When we get into the realm of historical fantasy, and especially Arthurian legend, magic can mean many different things. So, without spoiling the plot, I wanted to give you a little insight on how I’ve chosen to use magic in my series of books.

I’ve never been a big fan of the really high fantasy sword and sorcery stuff where people conjure blue flame out of thin air and play magical dodgeball, so you won’t be seeing that in my work. I decided to go with a more natural approach, one that felt true to the beliefs of the Celts. We don’t know exactly what magic they used, but we know they believed in it from Roman accounts of the battle of Mona where the priestesses were said to keen and cast spells upon the wind as the Roman army advanced and slaughtered them. We also know that they were very in tune with nature. So, I chose to combine the two and make their magic very elemental.

What you will see (mainly from the Druids and priestesses of Avalon):

  • Use of the Sight and divination to see into the past, present and future
  • Invocation of the goddesses/gods and prophecy
  • Weather magic (calling the rain, fog, clouds, etc.)
  • Rituals based in Celtic religious belief
  • Herbalism and healing/poisonous potions
  • Mentions of nature spirits
  • Use of geasa (taboos) to place restrictions on someone

What you won’t see:

  • Smiting with lightning bolts or fireballs
  • Spell casting
  • Mythical creatures as characters (sorry, no dragons or faeries)
  • Shape-shifting

You’ll notice that I don’t use magic as a form of control (spell casting).

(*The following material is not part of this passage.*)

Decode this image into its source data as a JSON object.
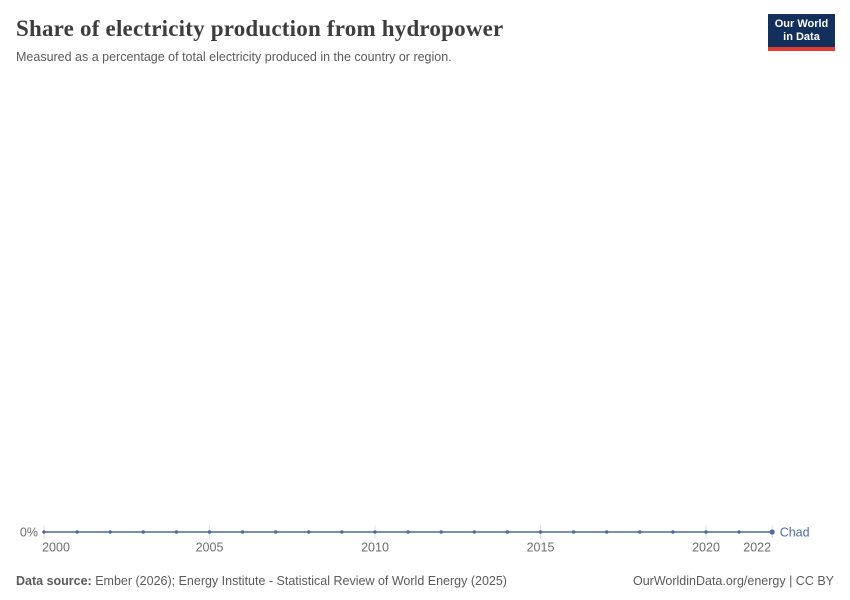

That’s because I find it far more intriguing to explore the very human ways we manipulate one another through power (political, familial, religious, etc.), emotion (love, lust, hatred, fear) and our own personal beliefs/biases/bigotry.

Royal Mail’s Magical Realm Stamps

I realize that not everyone is as willing to believe in magic as I am, so I’ve also tried to give you a slight hint at possible rational explanations for some of the magic. For example, mystics the world over have found ways to touch hot coals without being burned or walk on glass without being harmed through sheer mental control. If you want to believe that’s what the priestess’ training really is rather than ascribe it to magical ability, you can. What about making it rain? If you want to believe its sheer coincidence, that’s up to you, but my characters most certainly believe in the power of magic.

My characters have certain natural talents, just like you or I, but none of them could perform their magic without serious training. It’s not something they take lightly or do for fun. For them, magic is a gift to be respected and honored, not abused. And if one does abuse it, the consequences are high.

How do you feel about magic in historical fantasy? Do you prefer more or less? What are some books/movies/etc. that you think handled magic well? Which ones didn’t you like? Do you believe in magic?